Alex glanced down at the picture that had made the lady’s breath quicken and her words emerge equally breathlessly. It really was quite impressive how Hercules was holding his lady—his wife, she’d said—up pinioned on his cock, his arms her only support.
His mind immediately went, of course, to what it would look like if he were to try such a thing. With the lady who’d just been here. Unlike Hercules’s wife, the lady was wearing a voluminous amount of clothing, so the fabric would drape over the inappropriate parts. If anyone were to chance across them, it might appear that they were just standing together.
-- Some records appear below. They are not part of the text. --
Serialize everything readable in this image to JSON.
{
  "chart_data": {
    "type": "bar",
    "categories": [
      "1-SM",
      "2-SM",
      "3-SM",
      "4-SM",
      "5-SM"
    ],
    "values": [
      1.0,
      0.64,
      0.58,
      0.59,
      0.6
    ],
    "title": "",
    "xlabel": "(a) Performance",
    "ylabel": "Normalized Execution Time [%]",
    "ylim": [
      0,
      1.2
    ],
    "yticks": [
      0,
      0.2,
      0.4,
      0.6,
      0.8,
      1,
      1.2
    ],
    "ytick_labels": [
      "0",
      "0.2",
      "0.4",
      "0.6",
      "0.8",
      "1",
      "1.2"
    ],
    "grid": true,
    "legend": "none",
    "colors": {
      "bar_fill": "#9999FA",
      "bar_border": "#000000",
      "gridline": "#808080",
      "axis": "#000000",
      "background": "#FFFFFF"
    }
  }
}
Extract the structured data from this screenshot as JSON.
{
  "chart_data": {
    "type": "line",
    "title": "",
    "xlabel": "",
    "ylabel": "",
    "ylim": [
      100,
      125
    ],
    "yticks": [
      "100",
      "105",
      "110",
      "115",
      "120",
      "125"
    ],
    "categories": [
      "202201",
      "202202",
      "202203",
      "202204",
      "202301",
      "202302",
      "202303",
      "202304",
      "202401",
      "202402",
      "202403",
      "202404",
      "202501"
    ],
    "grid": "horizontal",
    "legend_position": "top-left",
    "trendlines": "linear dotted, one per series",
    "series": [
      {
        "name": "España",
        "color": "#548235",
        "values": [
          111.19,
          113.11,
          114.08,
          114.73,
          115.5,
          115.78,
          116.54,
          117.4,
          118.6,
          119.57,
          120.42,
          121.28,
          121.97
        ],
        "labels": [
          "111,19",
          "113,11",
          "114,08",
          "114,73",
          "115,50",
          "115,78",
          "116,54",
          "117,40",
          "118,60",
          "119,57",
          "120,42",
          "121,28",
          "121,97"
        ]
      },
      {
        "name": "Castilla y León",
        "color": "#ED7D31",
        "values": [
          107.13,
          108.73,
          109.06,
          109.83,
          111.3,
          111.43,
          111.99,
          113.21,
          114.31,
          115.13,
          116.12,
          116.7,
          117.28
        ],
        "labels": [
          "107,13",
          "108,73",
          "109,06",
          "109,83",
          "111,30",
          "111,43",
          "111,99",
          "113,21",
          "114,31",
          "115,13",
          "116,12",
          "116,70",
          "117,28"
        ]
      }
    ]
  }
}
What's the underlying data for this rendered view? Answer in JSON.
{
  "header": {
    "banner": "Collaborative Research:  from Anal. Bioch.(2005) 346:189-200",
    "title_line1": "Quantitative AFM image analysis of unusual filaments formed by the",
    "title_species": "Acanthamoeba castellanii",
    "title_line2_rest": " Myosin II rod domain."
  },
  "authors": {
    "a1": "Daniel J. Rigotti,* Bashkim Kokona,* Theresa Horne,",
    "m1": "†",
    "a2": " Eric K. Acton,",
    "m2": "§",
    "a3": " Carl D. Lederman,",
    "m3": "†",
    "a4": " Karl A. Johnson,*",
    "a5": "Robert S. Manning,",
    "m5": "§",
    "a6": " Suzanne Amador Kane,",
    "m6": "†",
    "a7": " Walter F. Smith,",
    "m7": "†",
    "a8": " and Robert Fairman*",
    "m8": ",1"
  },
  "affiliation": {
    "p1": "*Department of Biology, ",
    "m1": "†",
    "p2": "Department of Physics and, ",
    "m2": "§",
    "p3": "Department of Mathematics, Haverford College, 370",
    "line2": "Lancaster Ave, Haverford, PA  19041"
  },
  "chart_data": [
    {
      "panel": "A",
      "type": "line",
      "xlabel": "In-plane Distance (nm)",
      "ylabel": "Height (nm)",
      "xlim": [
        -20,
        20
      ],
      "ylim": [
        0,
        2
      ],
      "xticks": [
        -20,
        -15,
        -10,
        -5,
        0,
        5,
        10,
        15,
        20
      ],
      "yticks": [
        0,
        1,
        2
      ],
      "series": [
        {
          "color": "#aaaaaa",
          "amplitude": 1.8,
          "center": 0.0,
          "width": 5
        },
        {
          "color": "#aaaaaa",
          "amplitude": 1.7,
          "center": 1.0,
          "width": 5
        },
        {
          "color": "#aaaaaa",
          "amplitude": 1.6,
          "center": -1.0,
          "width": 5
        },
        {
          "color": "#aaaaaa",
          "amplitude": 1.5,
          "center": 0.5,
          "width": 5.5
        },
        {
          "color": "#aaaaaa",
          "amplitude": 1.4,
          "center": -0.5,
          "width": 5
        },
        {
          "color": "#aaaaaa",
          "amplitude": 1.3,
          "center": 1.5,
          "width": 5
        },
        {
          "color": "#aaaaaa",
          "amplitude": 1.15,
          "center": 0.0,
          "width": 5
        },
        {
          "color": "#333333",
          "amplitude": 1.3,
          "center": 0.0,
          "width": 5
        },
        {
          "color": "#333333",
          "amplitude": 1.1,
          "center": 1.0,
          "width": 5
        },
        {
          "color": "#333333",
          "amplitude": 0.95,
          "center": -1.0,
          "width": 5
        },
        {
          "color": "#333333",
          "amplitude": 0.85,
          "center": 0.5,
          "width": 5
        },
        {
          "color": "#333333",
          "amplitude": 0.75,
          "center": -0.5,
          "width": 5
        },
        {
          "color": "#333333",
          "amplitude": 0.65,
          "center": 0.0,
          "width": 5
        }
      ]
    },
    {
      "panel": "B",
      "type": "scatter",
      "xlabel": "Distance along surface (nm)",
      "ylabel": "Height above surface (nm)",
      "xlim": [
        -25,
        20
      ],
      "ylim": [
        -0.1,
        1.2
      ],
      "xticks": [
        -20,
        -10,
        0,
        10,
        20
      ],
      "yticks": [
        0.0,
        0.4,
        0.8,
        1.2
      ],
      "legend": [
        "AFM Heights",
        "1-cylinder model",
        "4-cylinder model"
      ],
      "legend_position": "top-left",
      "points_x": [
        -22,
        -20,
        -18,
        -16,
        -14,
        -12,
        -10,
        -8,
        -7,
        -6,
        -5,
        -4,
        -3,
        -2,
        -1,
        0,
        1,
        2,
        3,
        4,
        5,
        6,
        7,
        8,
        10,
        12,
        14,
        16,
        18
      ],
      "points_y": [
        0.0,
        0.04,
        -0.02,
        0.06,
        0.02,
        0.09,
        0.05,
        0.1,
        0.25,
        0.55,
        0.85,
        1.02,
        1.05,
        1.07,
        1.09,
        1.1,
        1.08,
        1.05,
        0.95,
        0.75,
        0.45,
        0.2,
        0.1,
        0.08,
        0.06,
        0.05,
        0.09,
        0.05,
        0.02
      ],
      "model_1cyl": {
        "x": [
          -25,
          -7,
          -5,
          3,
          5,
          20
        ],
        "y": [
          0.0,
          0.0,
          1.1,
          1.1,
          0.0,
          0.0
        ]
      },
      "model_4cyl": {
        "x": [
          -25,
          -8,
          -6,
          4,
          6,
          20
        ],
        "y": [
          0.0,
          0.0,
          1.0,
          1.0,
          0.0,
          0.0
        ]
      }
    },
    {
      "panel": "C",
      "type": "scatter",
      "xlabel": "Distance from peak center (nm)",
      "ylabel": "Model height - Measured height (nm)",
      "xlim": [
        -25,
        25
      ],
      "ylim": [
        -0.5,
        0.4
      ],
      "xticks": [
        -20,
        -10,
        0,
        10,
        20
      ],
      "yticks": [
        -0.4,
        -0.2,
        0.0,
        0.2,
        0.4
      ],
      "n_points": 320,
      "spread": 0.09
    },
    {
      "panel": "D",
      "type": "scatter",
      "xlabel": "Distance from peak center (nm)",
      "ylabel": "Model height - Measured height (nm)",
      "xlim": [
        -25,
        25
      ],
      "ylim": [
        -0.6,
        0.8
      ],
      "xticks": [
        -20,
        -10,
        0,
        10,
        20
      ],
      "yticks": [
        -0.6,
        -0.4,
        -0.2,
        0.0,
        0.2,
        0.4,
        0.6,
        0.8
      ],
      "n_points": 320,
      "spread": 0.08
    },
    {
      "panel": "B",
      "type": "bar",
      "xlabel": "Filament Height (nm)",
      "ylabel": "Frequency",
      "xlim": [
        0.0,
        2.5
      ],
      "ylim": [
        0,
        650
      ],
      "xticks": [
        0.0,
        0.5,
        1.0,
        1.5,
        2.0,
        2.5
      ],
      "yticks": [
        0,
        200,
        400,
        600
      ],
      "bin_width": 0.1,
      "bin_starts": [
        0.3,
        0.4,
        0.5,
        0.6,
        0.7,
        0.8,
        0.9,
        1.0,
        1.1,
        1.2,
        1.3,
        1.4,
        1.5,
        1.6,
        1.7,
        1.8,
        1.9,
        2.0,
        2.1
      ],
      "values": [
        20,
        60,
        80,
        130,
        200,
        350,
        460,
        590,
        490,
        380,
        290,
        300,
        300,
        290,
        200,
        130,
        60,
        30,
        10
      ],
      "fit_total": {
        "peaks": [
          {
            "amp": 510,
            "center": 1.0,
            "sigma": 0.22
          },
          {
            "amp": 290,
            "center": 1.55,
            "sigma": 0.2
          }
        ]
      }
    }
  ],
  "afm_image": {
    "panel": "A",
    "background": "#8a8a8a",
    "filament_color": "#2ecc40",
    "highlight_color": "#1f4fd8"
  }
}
Awfully close, to be sure, but just standing.
Of course when they started moving—or rather, when he started moving, thrusting into her—well, then everybody would be able to tell.
She had landed forcefully on him, but most of her parts were soft. Warm. And very womanly.
It was unfortunate she was a lady; if she had been a woman not of his class, perhaps he could have pursued the conversation into even more intriguing depths. Inquired as to her desire to attempt Hercules’s pose.